It was 60 years ago today (April 14th, 1963) that the Beatles and the Rolling Stones first met. The Beatles, who were new on the scene in London, had heard about the group through word of mouth, and were in the audience at the Stones' show in Richmond at the Crawdaddy Club at the Station Hotel. Shortly thereafter, George Harrison personally recommended that Decca Records — the same label that had passed on the Beatles — sign a deal with the still-unknown Stones.
In 1988 when Mick Jagger inducted the Beatles into the Rock and Roll Hall of Fame, he recalled first laying eyes on the group while on stage, remembering, “We were playing a little club in Richmond and I saw right in front of me, there they were — THE FAB FOUR. The four-headed monster. They never went anywhere alone. And they had on the most beautiful long, black leather trench coats.” Jagger joked that, “I thought to myself, 'If I have to learn to write songs to get one of those, I will.'”

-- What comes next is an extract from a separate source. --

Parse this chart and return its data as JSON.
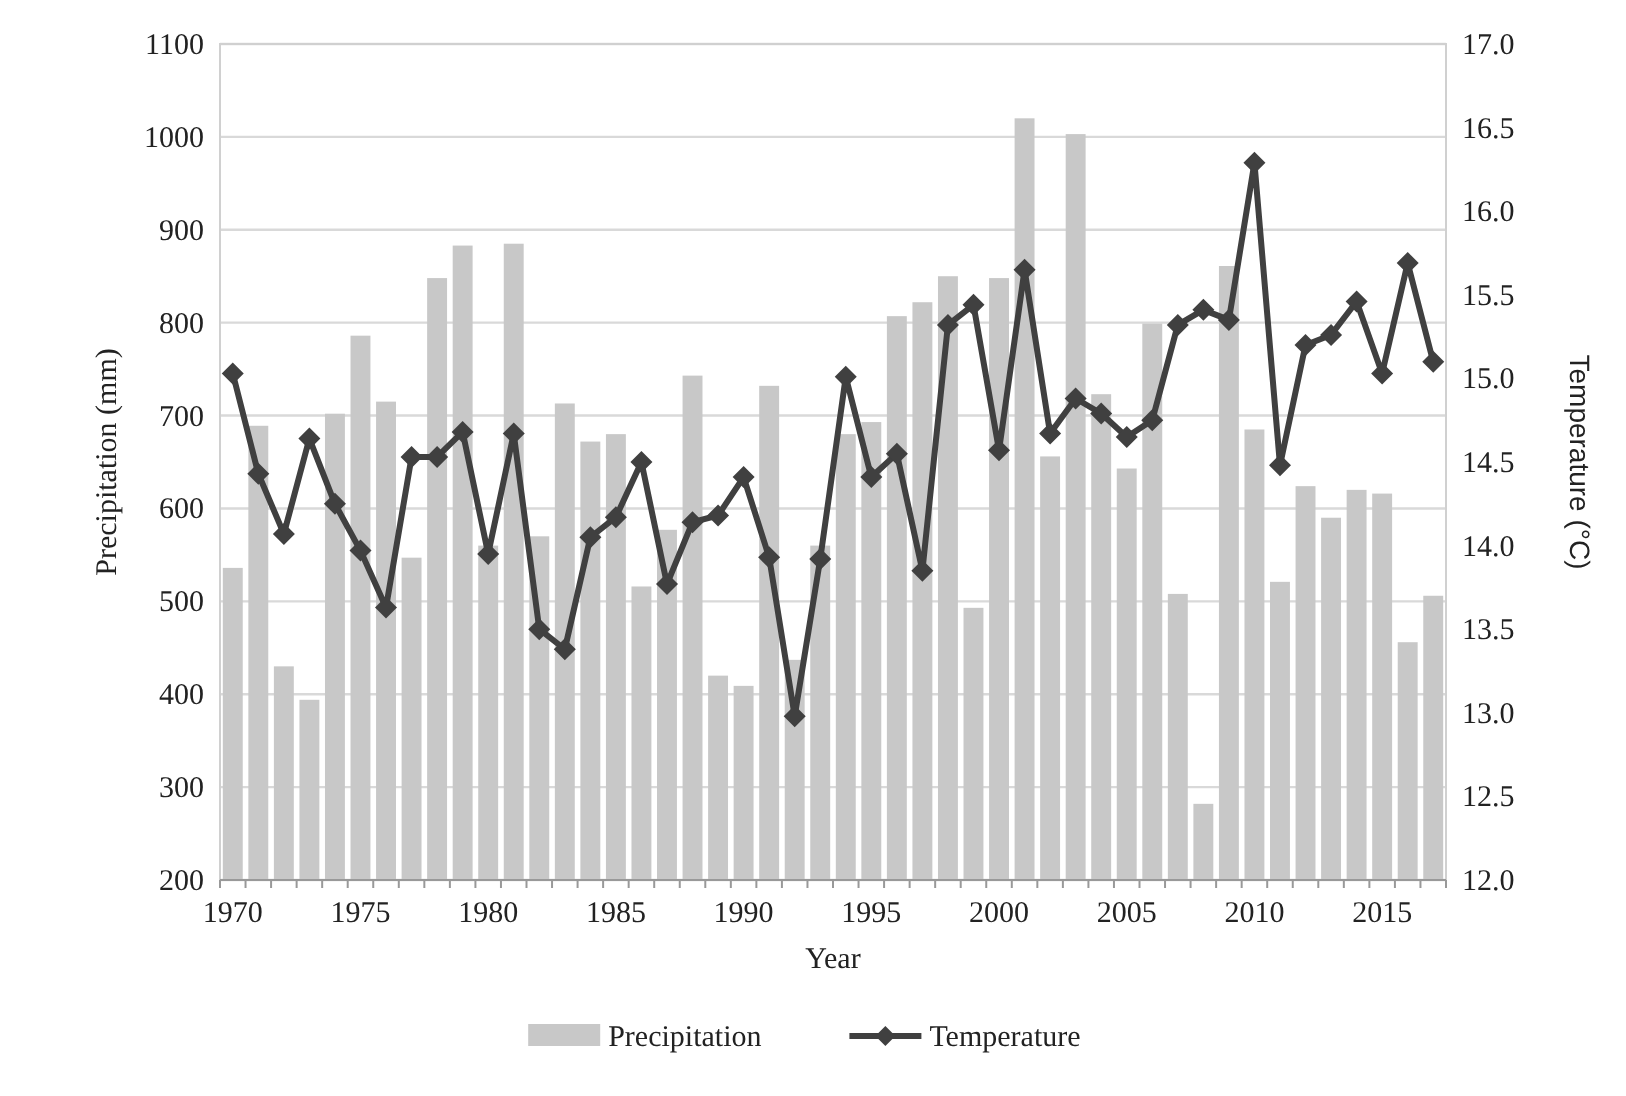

The two bands, which were pegged as being rivals in the rock press, were actually very close. John Lennon and Paul McCartney wrote the Stones' sophmore single, “I Wanna Be Your Man” — which the Stones chose as their second number on December 8th, 2012 at the kick-off of their 50 & Counting shows in Brooklyn, New York. The concert also fell on the 32nd anniversary of John Lennon's murder. Throughout the '60s, McCartney and Jagger coordinated their record release schedules and staggered their releases, so that they wouldn't have overlapping hits, which would force fans to pick one band over the other.